Признав, что в словах моего собеседника есть резон, я отложила кий и благосклонно приняла бокал с какой-то гремучей смесью, залпом выпила ее и поехала домой. Петька остался ночевать у школьного приятеля. Телевизор смотреть не хотелось, к видеокассетам я с некоторых пор испытывала отвращение. Решив устроить себе праздник моей «маленькой, но все-таки души», я занавесила окна, застелила кофейный столик салфеткой теплого песочного цвета, открыла банку с оливками, откупорила «Мартини». Ананасовый сок был вынут из холодильника, ароматизированные свечи на сделанном по заказу напольном подсвечнике зажжены. Я приготовилась, как говорит моя подруга Лера, к разврату. Однако только мое тело было помещено в мягкое кресло, а рука протянута к треугольному фужеру с «Мартини», как предвкушение праздника прервал звонок в дверь. Вообще я ничего не имела против фуги Баха, мелодия которой была запрограммирована в наш звонок. Но сейчас она прозвучала как-то особенно торжественно. Я бы даже сказала, судьбоносно. Решив не прятать мини-праздничный стол от посторонних глаз (если гость нежелательный — посмотрит, поймет, что пришел некстати, и поскорее уйдет, а если кто-то из друзей — просто присоединится), я пошла открывать дверь, гадая, кого же принесла нелегкая. Удивлению моему не было предела. За дверью стоял Обнорский. С цветами и шампанским.
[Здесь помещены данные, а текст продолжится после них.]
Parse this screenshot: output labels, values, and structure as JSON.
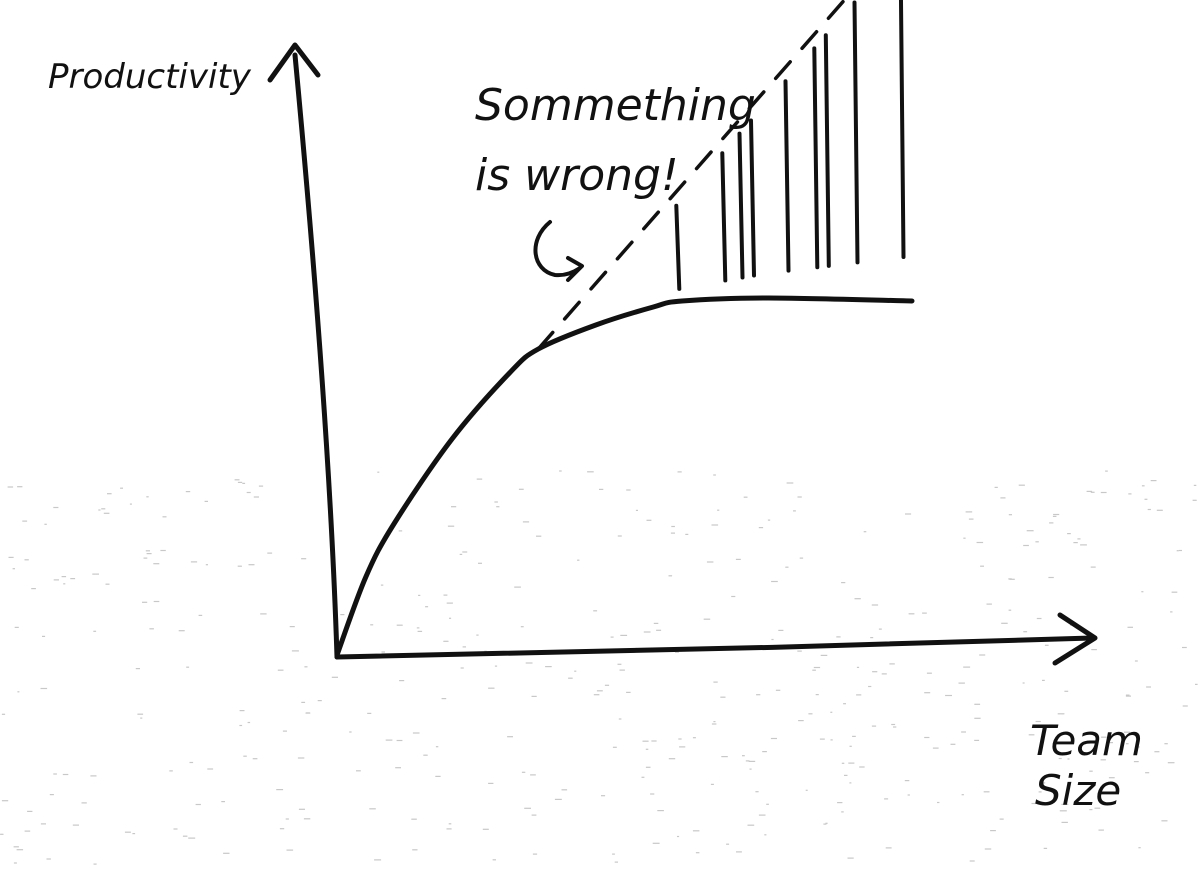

Зрелище не для слабонервных.
Признаться, в начальную пору работы в Агентстве, когда Обнорского я знала еще очень приблизительно, я поддавалась на его мужское обаяние. Окруженный ореолом героизма, о котором в определенный период года напоминала полученная им контузия, известный писатель, прославившийся к тому же своими журналистскими расследованиями, слыл еще и отъявленным сердцеедом. Вокруг постоянно судачили о его романах. Однако мне казалось, что ни к одной женщине он не испытывал серьезного чувства — такого, которое бы и мучило, и радовало, и уничтожало, и поднимало до небес. Была ли причина этого скрыта в его прошлом или же он просто был не способен на такое, я не знала. Иногда я думала, что он просто несчастный человек. Может, он, сильный мужчина, боится такого чувства, считая его проявлением слабости? Или из гуманных соображений не подпускает к себе женщину близко — вечно занятый работой он не может дать ей того душевного тепла, о котором мечтают большинство из нас? Впрочем, Обнорский был настолько неоднозначен, что эти предположения могли быть на следующий день опровергнуты.